España ganó el Mundial 2026 y reabrió la disputa por el mejor futbolista del planeta

Imagen: Elcomercio.pe
La consagración de España en el Mundial 2026 reabrió un debate que el fútbol nunca cierra del todo: quién es hoy el mejor del planeta. En Sudamérica, tres periodistas peruanos y tres extranjeros coincidieron en que Lionel Messi sigue siendo una referencia, pero ya no el centro indiscutible del juego.
España no solo ganó el Mundial 2026: también obligó a Sudamérica a repensar su mapa de jerarquías futbolísticas. El título español, sumado a la actuación inolvidable de Lionel Messi en el torneo, reactivó una discusión que parecía resuelta solo por cansancio y costumbre: quién merece hoy ser considerado el mejor del mundo. Según informó Elcomercio.pe, tres periodistas peruanos y tres extranjeros ofrecieron una lectura común en el fondo, aunque diversa en los matices: Messi sigue siendo una figura monumental, pero el fútbol ya está discutiendo a sus nuevos dueños.

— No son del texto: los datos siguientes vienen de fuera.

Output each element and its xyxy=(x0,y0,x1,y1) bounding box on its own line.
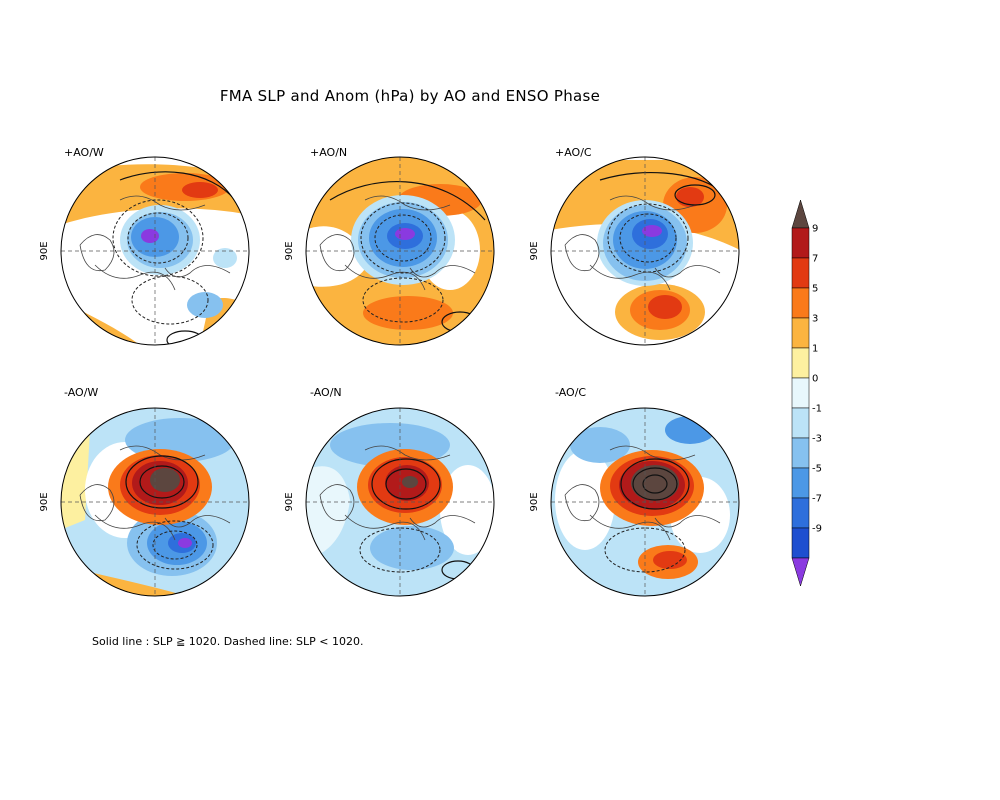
colorbar-swatch xyxy=(791,467,810,499)
map-panel-neg-ao-w: -AO/W 90E xyxy=(39,386,250,597)
panel-label: +AO/N xyxy=(310,146,347,159)
colorbar-swatch xyxy=(791,377,810,409)
map-panel-neg-ao-c: -AO/C 90E xyxy=(529,386,740,597)
map-boundary xyxy=(60,407,250,597)
map-panel-neg-ao-n: -AO/N 90E xyxy=(284,386,495,597)
map-boundary xyxy=(60,156,250,346)
colorbar-tick-label: 5 xyxy=(812,284,818,295)
colorbar-tick-label: 7 xyxy=(812,254,818,265)
lon-label: 90E xyxy=(529,241,540,260)
panel-label: -AO/W xyxy=(64,386,98,399)
anomaly-field xyxy=(61,157,249,345)
colorbar-tip-bottom xyxy=(791,557,810,587)
panel-label: -AO/N xyxy=(310,386,342,399)
lon-label: 90E xyxy=(529,492,540,511)
lon-label: 90E xyxy=(284,241,295,260)
colorbar-tick-label: -5 xyxy=(812,464,822,475)
anomaly-field xyxy=(61,408,249,596)
colorbar-swatch xyxy=(791,227,810,259)
lon-label: 90E xyxy=(39,492,50,511)
colorbar-tick-label: 1 xyxy=(812,344,818,355)
lon-label: 90E xyxy=(39,241,50,260)
colorbar-tick-label: 9 xyxy=(812,224,818,235)
anomaly-field xyxy=(551,408,739,596)
panel-label: +AO/C xyxy=(555,146,592,159)
colorbar-swatch xyxy=(791,437,810,469)
map-boundary xyxy=(550,407,740,597)
map-boundary xyxy=(305,156,495,346)
panel-label: -AO/C xyxy=(555,386,586,399)
figure-title: FMA SLP and Anom (hPa) by AO and ENSO Ph… xyxy=(220,87,600,105)
map-panel-pos-ao-c: +AO/C 90E xyxy=(529,146,740,346)
colorbar-tick-label: -3 xyxy=(812,434,822,445)
map-boundary xyxy=(305,407,495,597)
footnote: Solid line : SLP ≧ 1020. Dashed line: SL… xyxy=(92,635,363,648)
colorbar: 9 7 5 3 1 0 -1 -3 -5 -7 -9 xyxy=(791,199,822,587)
colorbar-swatch xyxy=(791,407,810,439)
panel-label: +AO/W xyxy=(64,146,104,159)
colorbar-tick-label: 0 xyxy=(812,374,818,385)
map-panel-pos-ao-n: +AO/N 90E xyxy=(284,146,495,346)
colorbar-tick-label: 3 xyxy=(812,314,818,325)
map-boundary xyxy=(550,156,740,346)
colorbar-swatch xyxy=(791,527,810,559)
anomaly-field xyxy=(306,157,494,345)
anomaly-field xyxy=(306,408,494,596)
colorbar-swatch xyxy=(791,287,810,319)
colorbar-swatch xyxy=(791,347,810,379)
colorbar-swatch xyxy=(791,317,810,349)
colorbar-tick-label: -9 xyxy=(812,524,822,535)
map-panel-pos-ao-w: +AO/W 90E xyxy=(39,146,250,346)
colorbar-swatch xyxy=(791,257,810,289)
colorbar-tick-label: -1 xyxy=(812,404,822,415)
lon-label: 90E xyxy=(284,492,295,511)
colorbar-swatch xyxy=(791,497,810,529)
anomaly-field xyxy=(551,157,739,345)
colorbar-tip-top xyxy=(791,199,810,229)
colorbar-tick-label: -7 xyxy=(812,494,822,505)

La conversación no gira únicamente alrededor del campeón. El peso del debate está en la forma en que España se impuso y en el lugar que aún ocupa Argentina como potencia emocional del continente. Para varios analistas, la selección española terminó imponiendo una idea de juego que desarmó a rivales de enorme jerarquía, entre ellos Francia y Argentina, dos equipos que llegaban con argumentos suficientes para aspirar a la gloria. Al mismo tiempo, la sensación de que Messi merecía un reconocimiento individual mayor volvió a instalarse con fuerza: para no pocos observadores, el capitán argentino sostuvo buena parte de la narrativa del torneo y dejó una impresión que, incluso sin levantar todos los premios posibles, volvió a confirmar por qué sigue siendo una referencia global. En paralelo, el foco sobre el mejor futbolista del planeta se desplazó hacia otros nombres capaces de combinar regularidad, influencia y peso competitivo en la élite actual.
Ese es el verdadero valor del debate, y por eso importa más allá de la anécdota. El fútbol sudamericano vive una tensión permanente entre memoria y presente: Messi representa una era que todavía no termina de cerrarse, mientras España encarna el tipo de proyecto colectivo que hoy marca tendencia en el fútbol internacional. Para países como Colombia y Perú, donde la conversación futbolera suele medirse entre nostalgia, identidad y aspiración, este tipo de discusiones no son solo para especialistas. También revelan hacia dónde se mueve la élite del deporte: menos dependencia del genio aislado y más peso de los sistemas, la planificación y las generaciones que empiezan a tomar la posta. El Mundial 2026, en ese sentido, no dejó solo un campeón; dejó una transición en curso.
Y allí está la clave del cierre. Messi no desaparece del centro de la escena por lo que haya pasado en el torneo; al contrario, su figura se hace todavía más grande al contrastarla con el surgimiento de nuevas referencias. Pero el fútbol, como siempre, avanza sin pedir permiso. España se llevó el título, Argentina volvió a quedar envuelta en la mística de su capitán y Sudamérica salió del Mundial con una pregunta más incómoda que cualquier derrota: si el mejor ya no es necesariamente quien más brilla, sino quien mejor sostiene un proyecto ganador.